Con dos partidos restantes en una temporada complicada, los Arizona Cardinals buscan aprovechar las últimas semanas como una oportunidad para fortalecer su progreso y sentar bases para el futuro, a pesar de la incertidumbre sobre el concepto de «impulso».
Jonathan Gannon, entrenador en jefe, pasó la última temporada baja investigando este fenómeno con la ayuda del director de estrategia de fútbol Kenny Bell, aunque sus hallazgos no fueron concluyentes.
«Lo que me preocupa es, ¿estamos haciendo las cosas de la manera correcta?» dijo Gannon.
Su enfoque sigue centrado en maximizar la disciplina y el proceso del equipo.
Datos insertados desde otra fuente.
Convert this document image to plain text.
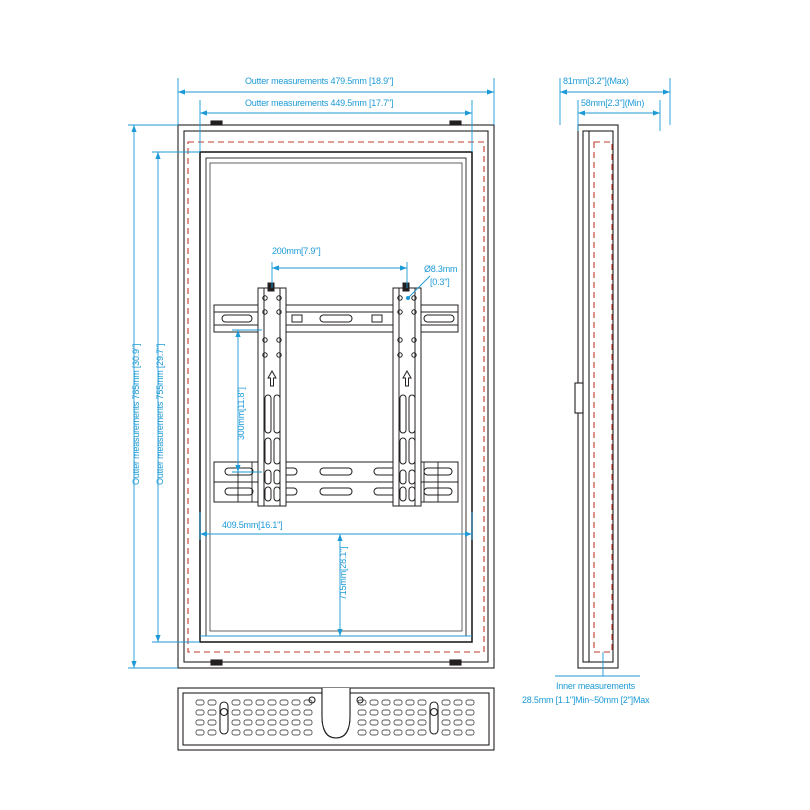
Outter measurements 479.5mm [18.9"]
Outter measurements 449.5mm [17.7"]
Outter measurements 785mm [30.9"] Outter measurements 755mm [29.7"]
200mm[7.9"]
Ø8.3mm
[0.3"]
300mm[11.8"]
409.5mm[16.1"]
715mm[28.1"]
81mm[3.2"](Max)
58mm[2.3"](Min)
Inner measurements
28.5mm [1.1"]Min~50mm [2"]Max
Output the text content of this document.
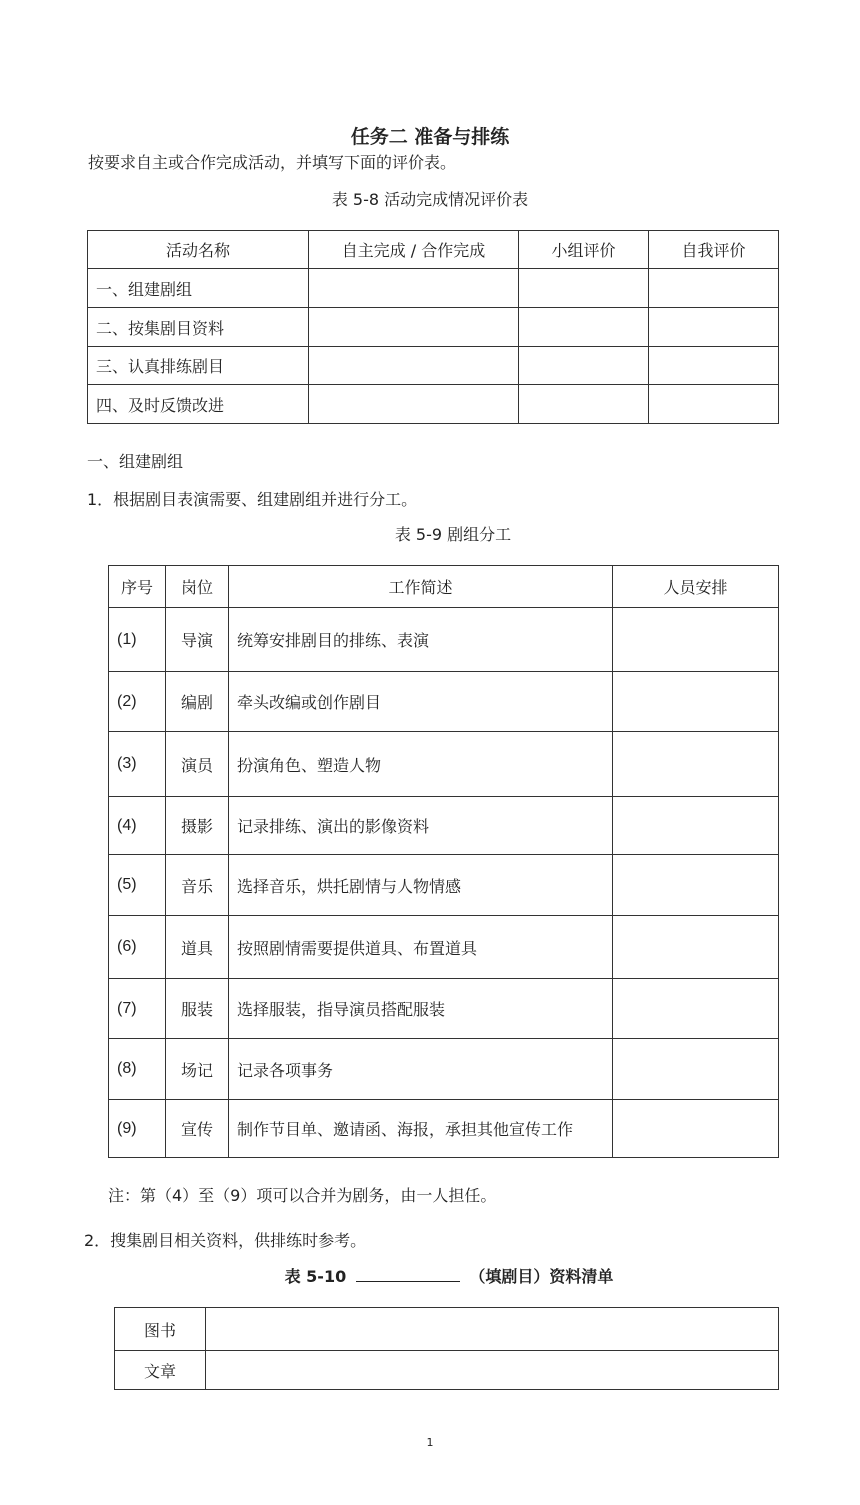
任务二 准备与排练
按要求自主或合作完成活动，并填写下面的评价表。
表 5-8 活动完成情况评价表
活动名称	自主完成 / 合作完成	小组评价	自我评价
一、组建剧组			
二、按集剧目资料			
三、认真排练剧目			
四、及时反馈改进			
一、组建剧组
1．根据剧目表演需要、组建剧组并进行分工。
表 5-9 剧组分工
序号	岗位	工作简述	人员安排
(1)	导演	统筹安排剧目的排练、表演	
(2)	编剧	牵头改编或创作剧目	
(3)	演员	扮演角色、塑造人物	
(4)	摄影	记录排练、演出的影像资料	
(5)	音乐	选择音乐，烘托剧情与人物情感	
(6)	道具	按照剧情需要提供道具、布置道具	
(7)	服装	选择服装，指导演员搭配服装	
(8)	场记	记录各项事务	
(9)	宣传	制作节目单、邀请函、海报，承担其他宣传工作	
注：第（4）至（9）项可以合并为剧务，由一人担任。
2．搜集剧目相关资料，供排练时参考。
表 5-10	（填剧目）资料清单
图书	
文章	
1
Por eso, ha priorizado a jugadores clave como Kyler Murray, afirmando que:
«nos da la mejor oportunidad de ganar», mientras considera cuidadosamente el tiempo de juego para novatos como Trey Benson y Christian Jones.
Con una marca actual que supera las expectativas iniciales de la temporada, terminar con ocho o nueve victorias sería un hito importante en la reconstrucción de los Cardinals.
Sin embargo, finalizar con derrotas consecutivas podría dificultar la atracción de agentes libres y dejar un sabor amargo de cara a la temporada baja.
Jugadores como Harrison, quien enfrenta desafíos en su año de novato, ven estas últimas semanas como una oportunidad para demostrar su valía y construir un camino sólido hacia el futuro.
Para Gannon y los Cardinals, aunque el concepto de «impulso» puede ser incierto, estas últimas semanas son cruciales para establecer una base positiva en su búsqueda de éxito a largo plazo.